Privacy Notice – How FocalSpec Oy uses customer data and marketing-related personal data
This is a privacy notice for the purposes of the EU General Data Protection Regulation (the ”GDPR”). Last amended 22 May 2018.
1. Data Controller
FocalSpec Oy, Elektroniikkatie 13, 90590 Oulu, www.focalspec.com
2. Contact details for issues concerning personal data
3. The purpose and legal basis for processing personal data
The purpose of processing personal data in connection hereto is to maintain customer contacts and to market FocalSpec’s products. The legal basis for processing the personal data is the performance of the customer agreement, or the customer’s request to take preparatory steps therefor (Article 6(1)(b) GDPR) and FocalSpec’s legitimate interest to market its products to its contacts (Article 6(1)(f) GDPR).
The information is not used for automated decision-making or profiling.
4. Personal data processed
FocalSpec processes such personal data as the data subject may give to FocalSpec. Such information includes name, title, company, billing information both for the data subject and the company, and, e.g., the names of the data subject’s or his/her company’s social media profiles, as well as information given on, e.g., business cards or in email footers. Additionally FocalSpec will process information concerning the customers, orders, order changes and the like.
In addition to information obtained directly from the data subject, FocalSpec may also record information, e.g., the IP address used by the data subject, use of the FocalSpec website as well as content, likes and similar from social media accounts.
5. Regular sources of data
Data is mainly obtained from the data subject him- or herself through, e.g., web forms on the FocalSpec website, in customer meetings and contacts and in similar contexts. Some data may also be obtained from public sources such as from company information services or the data subject’s social media accounts.
6. Storage periods
The data is stored for the duration of any customer relationship and for two years thereafter. Should FocalSpec during this time have a reasonable belief that the data may be needed longer, e.g., for a potential dispute, the data may be kept until the relevant statute of limitations period has expired.
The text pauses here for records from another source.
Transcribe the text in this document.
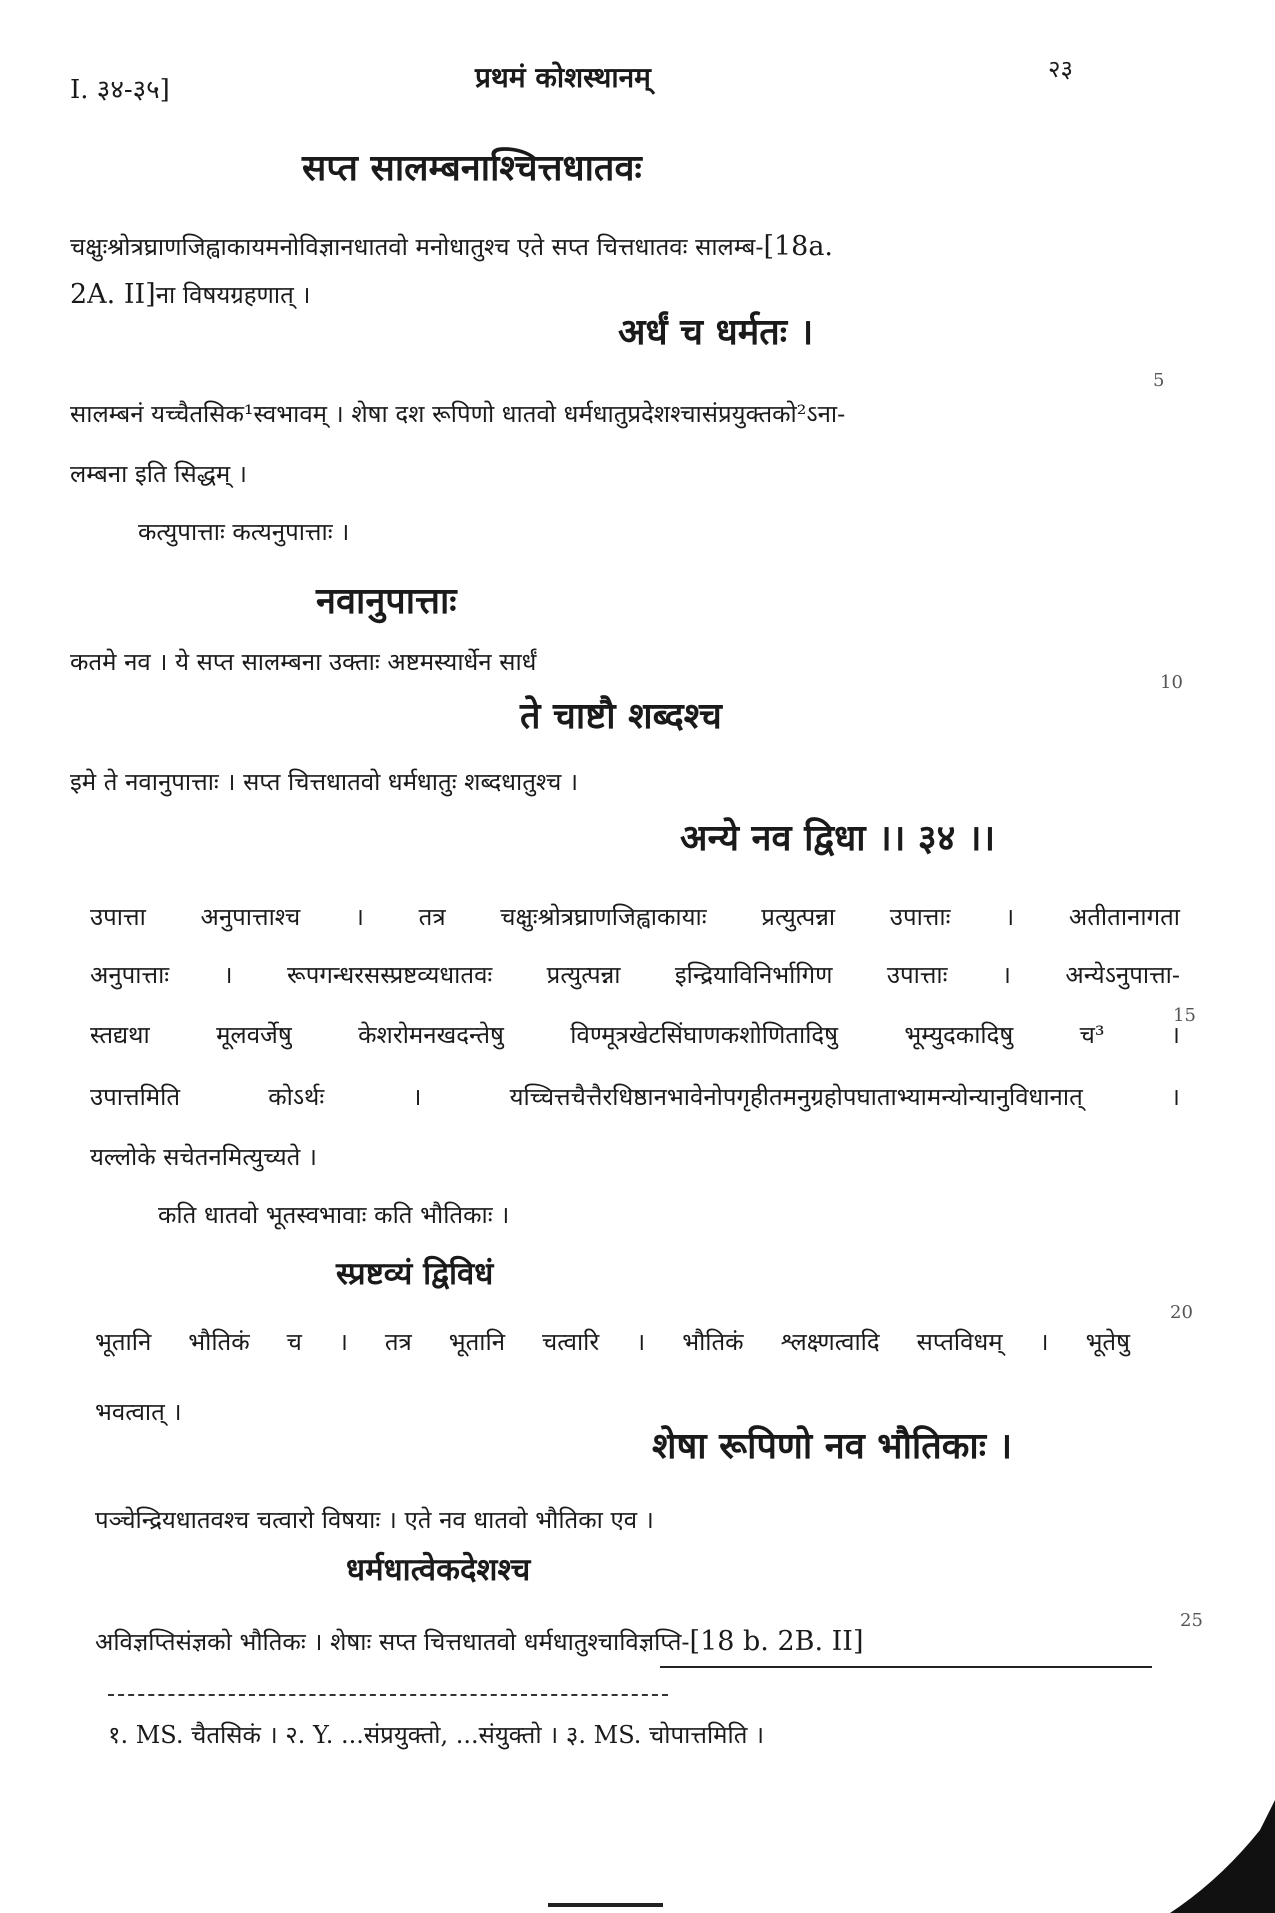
I. ३४-३५]	प्रथमं कोशस्थानम्	२३
सप्त सालम्बनाश्चित्तधातवः
चक्षुःश्रोत्रघ्राणजिह्वाकायमनोविज्ञानधातवो मनोधातुश्च एते सप्त चित्तधातवः सालम्ब-[18a.
2A. II]ना विषयग्रहणात् ।
अर्धं च धर्मतः ।
सालम्बनं यच्चैतसिक¹स्वभावम् । शेषा दश रूपिणो धातवो धर्मधातुप्रदेशश्चासंप्रयुक्तको²ऽना-
5
लम्बना इति सिद्धम् ।
कत्युपात्ताः कत्यनुपात्ताः ।
नवानुपात्ताः
कतमे नव । ये सप्त सालम्बना उक्ताः अष्टमस्यार्धेन सार्धं
10
ते चाष्टौ शब्दश्च
इमे ते नवानुपात्ताः । सप्त चित्तधातवो धर्मधातुः शब्दधातुश्च ।
अन्ये नव द्विधा ।। ३४ ।।
उपात्ता अनुपात्ताश्च । तत्र चक्षुःश्रोत्रघ्राणजिह्वाकायाः प्रत्युत्पन्ना उपात्ताः । अतीतानागता
अनुपात्ताः । रूपगन्धरसस्प्रष्टव्यधातवः प्रत्युत्पन्ना इन्द्रियाविनिर्भागिण उपात्ताः । अन्येऽनुपात्ता-
स्तद्यथा मूलवर्जेषु केशरोमनखदन्तेषु विण्मूत्रखेटसिंघाणकशोणितादिषु भूम्युदकादिषु च³ ।
15
उपात्तमिति कोऽर्थः । यच्चित्तचैत्तैरधिष्ठानभावेनोपगृहीतमनुग्रहोपघाताभ्यामन्योन्यानुविधानात् ।
यल्लोके सचेतनमित्युच्यते ।
कति धातवो भूतस्वभावाः कति भौतिकाः ।
स्प्रष्टव्यं द्विविधं
भूतानि भौतिकं च । तत्र भूतानि चत्वारि । भौतिकं श्लक्ष्णत्वादि सप्तविधम् । भूतेषु
20
भवत्वात् ।
शेषा रूपिणो नव भौतिकाः ।
पञ्चेन्द्रियधातवश्च चत्वारो विषयाः । एते नव धातवो भौतिका एव ।
धर्मधात्वेकदेशश्च
अविज्ञप्तिसंज्ञको भौतिकः । शेषाः सप्त चित्तधातवो धर्मधातुश्चाविज्ञप्ति-[18 b. 2B. II]
25
१. MS. चैतसिकं । २. Y. ...संप्रयुक्तो, ...संयुक्तो । ३. MS. चोपात्तमिति ।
Marketing data that are not connected to a customer relationship are kept for two years or until the affected party asks that it be removed.
To the extent any customer’s or marketing contact’s personal data would be processed based on the consent of the data subject, the data subject may withdraw the consent at any time. Withdrawing consent does not affect the legality of any already undertaken data processing measures, however.
7. Regular disclosures of personal data; transfers outside the EU/EEA
Personal data may be transferred to data processors such as an external company sending a newsletter of behalf of the company, e.g., MailChimp. Information may also be disclosed to FocalSpec’s re-sellers, some of which are located outside the EU. FocalSpec has entered into data processing agreements pursuant to Article 28 of the GDPR with these entities. In respect of those re-sellers located outside the EU or the EEA, FocalSpec also entered into an agreement including the standard contract clauses referred to in 46(2)(c) of the GDPR to ensure the safe processing of personal data outside the EU/EEA also.
FocalSpec also uses external analytics services, such as Google Analytics, Leadfeeder, etc., that may operate both inside and outside the EU.
Data may be published only if this has been agreed-on with the customer.
8. Information security
Appropriate care will be used in the processing of personal data and any data processed via IT systems adequately protected. When data is stored on Internet servers, the devices’ physical and digital information security is ensured. FocalSpec will ensure that the save data, server access rights, and information critical to the safe storage of the data are dealt with confidentially and only by those members of staff for whose job functions it is necessary.
9. The right to inspect data and have incorrect data rectified
All data subjects have the right to inspect personal data FocalSpec holds about them and to require that incorrect or lacking information be updated. Should the data subject wish to inspect his or her personal data, or ask that they be corrected, a written request can be sent to FocalSpec using the contact details provided above. FocalSpec may ask the requesting person to identify him- or herself, where necessary.
FocalSpec will respond to the data subject without undue delay and in any event within a month.
10. Other rights in connection to personal data
The data subject also has the right to object to his or her personal data being processed and to ask that information concerning him or her be removed from the register. The data subject also has all other rights provided for in the EU General Data Protection Regulation, such as the right to have the processing of personal data restricted in certain cases. Requests should be sent to FocalSpec in writing using the contact details provided above. FocalSpec may ask the requesting person to identify him- or herself, where necessary. FocalSpec will respond to the data subject without undue delay an in any event within a month. Should the data subject consider that FocalSpec has processed his or her data unlawfully, the data subject may file a complaint with the data protection supervisor of his or her place of residence or work. In Finland, the data protection supervisor is the Data Protection Ombudsman (see tietosuoja.fi).